Canterano może zanotować swój setny mecz w pierwszym zespole FC Barcelony.
Sergi Roberto zadebiutował podczas ery Guardioli 10 listopada 2010 roku w wieku 18 lat. Po ponad pięciu latach możliwe, że odnotuje swój mecz numer sto w barwach Barçy. Z pewnością nie wyobrażał tego sobie jeszcze po poprzednim sezonie.
Wszechstronny pomocnik przeszedł chyba przez wszystkie możliwe przeszkody w drodze do pierwszego składu. Pomogły mu w tym cierpliwość i wytrwałość. Gdyby zabrakło mu tych dwóch cech, nie widzielibyśmy go na Camp Nou już od zakończenia poprzedniego sezonu po tym jak nie mógł liczyć na częste występy.
Podobno sam Luis Enrique doradził mu pozostanie w Barcelonie. Lucho znał tego piłkarza jeszcze z etapu prowadzenia rezerw FC Barcelony i zdawał sobie sprawę z tego, że prędzej czy później ten okaże się kluczowy dzięki swojej wszechstronności.

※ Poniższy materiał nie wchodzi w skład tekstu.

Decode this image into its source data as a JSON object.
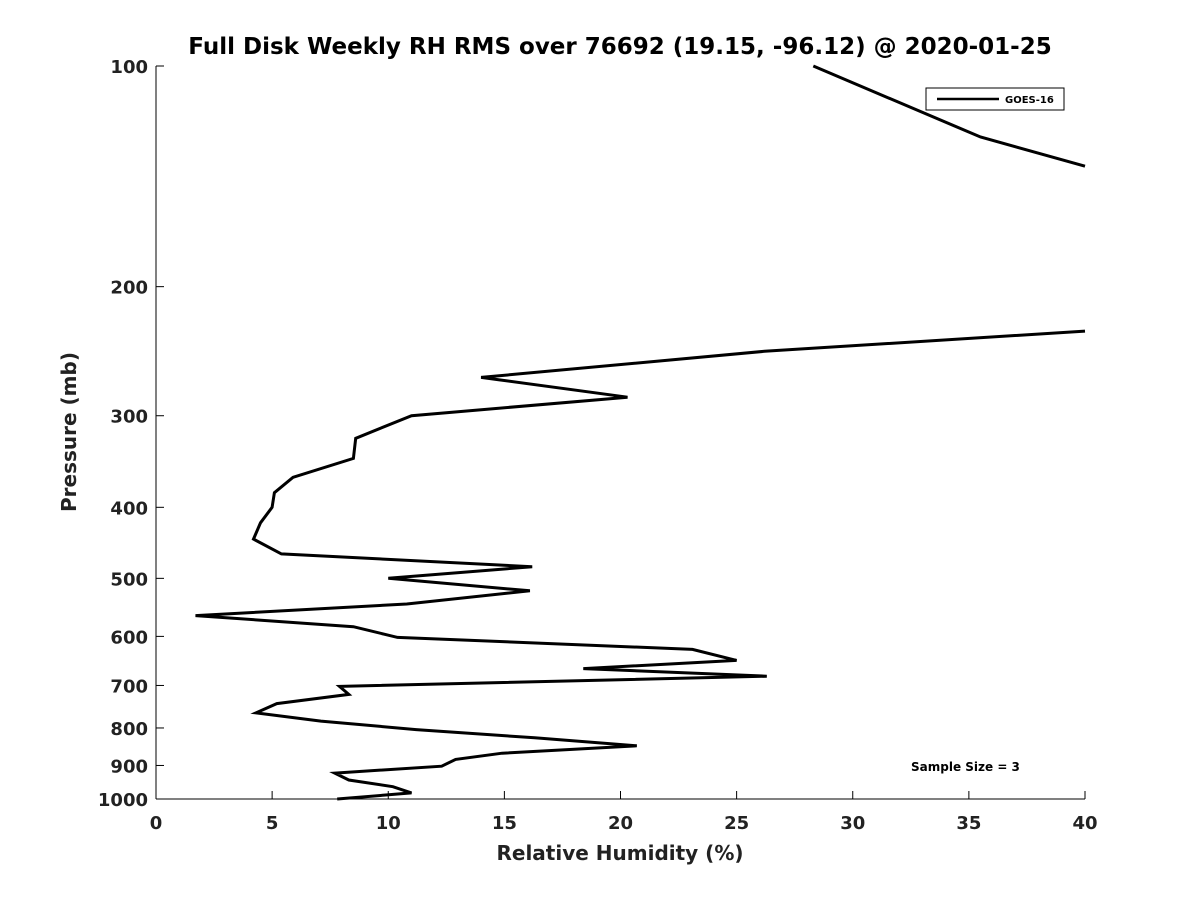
{
  "chart_data": {
    "type": "line",
    "title": "Full Disk Weekly RH RMS over 76692 (19.15, -96.12) @ 2020-01-25",
    "xlabel": "Relative Humidity (%)",
    "ylabel": "Pressure (mb)",
    "xlim": [
      0,
      40
    ],
    "ylim": [
      100,
      1000
    ],
    "y_scale": "log",
    "y_reversed": true,
    "grid": false,
    "legend": "top-right",
    "annotation": "Sample Size = 3",
    "x_ticks": [
      0,
      5,
      10,
      15,
      20,
      25,
      30,
      35,
      40
    ],
    "y_ticks": [
      100,
      200,
      300,
      400,
      500,
      600,
      700,
      800,
      900,
      1000
    ],
    "x_tick_labels": [
      "0",
      "5",
      "10",
      "15",
      "20",
      "25",
      "30",
      "35",
      "40"
    ],
    "y_tick_labels": [
      "100",
      "200",
      "300",
      "400",
      "500",
      "600",
      "700",
      "800",
      "900",
      "1000"
    ],
    "series": [
      {
        "name": "GOES-16",
        "color": "#000000",
        "points": [
          [
            28.3,
            100
          ],
          [
            35.5,
            125
          ],
          [
            40,
            137
          ],
          [
            null,
            null
          ],
          [
            40,
            230
          ],
          [
            26.2,
            245
          ],
          [
            14.0,
            266
          ],
          [
            20.3,
            283
          ],
          [
            11.0,
            300
          ],
          [
            8.6,
            322
          ],
          [
            8.5,
            343
          ],
          [
            5.9,
            364
          ],
          [
            5.1,
            382
          ],
          [
            5.0,
            400
          ],
          [
            4.5,
            420
          ],
          [
            4.2,
            442
          ],
          [
            5.4,
            463
          ],
          [
            16.2,
            482
          ],
          [
            10.0,
            500
          ],
          [
            16.1,
            520
          ],
          [
            10.8,
            542
          ],
          [
            1.7,
            562
          ],
          [
            8.5,
            582
          ],
          [
            10.4,
            602
          ],
          [
            23.1,
            625
          ],
          [
            25.0,
            647
          ],
          [
            18.4,
            664
          ],
          [
            26.3,
            680
          ],
          [
            7.9,
            702
          ],
          [
            8.3,
            720
          ],
          [
            5.2,
            741
          ],
          [
            4.3,
            763
          ],
          [
            7.1,
            783
          ],
          [
            11.2,
            804
          ],
          [
            16.3,
            825
          ],
          [
            20.7,
            846
          ],
          [
            14.9,
            866
          ],
          [
            12.9,
            883
          ],
          [
            12.3,
            902
          ],
          [
            7.7,
            922
          ],
          [
            8.3,
            942
          ],
          [
            10.2,
            962
          ],
          [
            11.0,
            981
          ],
          [
            7.8,
            1000
          ]
        ]
      }
    ]
  }
}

Czas przyznał im obu rację. Roberto stał się jednym z ważniejszych zawodników w talii trenera. Może i nie gra cały czas w wyjściowej jedenastce, ale jest jokerem, na którego może postawić Lucho w razie niemożności obsadzenia prawie dowolnej pozycji na boisku. Wystarczy odnotować obecne braki kadrowe na bokach obrony.
Luis Enrique nie szczędzi słów, aby chwalić młodego Katalończyka: „To piłkarz z tych, którzy mają wszystko, czego trzeba. Dla nas to niezawodność i wszechstronność. Może grać na rozmaitych pozycjach i robi to bardzo dobrze. Jest gwarancją dla nas wszystkich”.
Podczas dzisiejszego meczu rewanżowego z Atlético Madryt w ćwierćfinale Ligi Mistrzów, Sergi Roberto może zanotować swój setny występ dla Dumy Katalonii.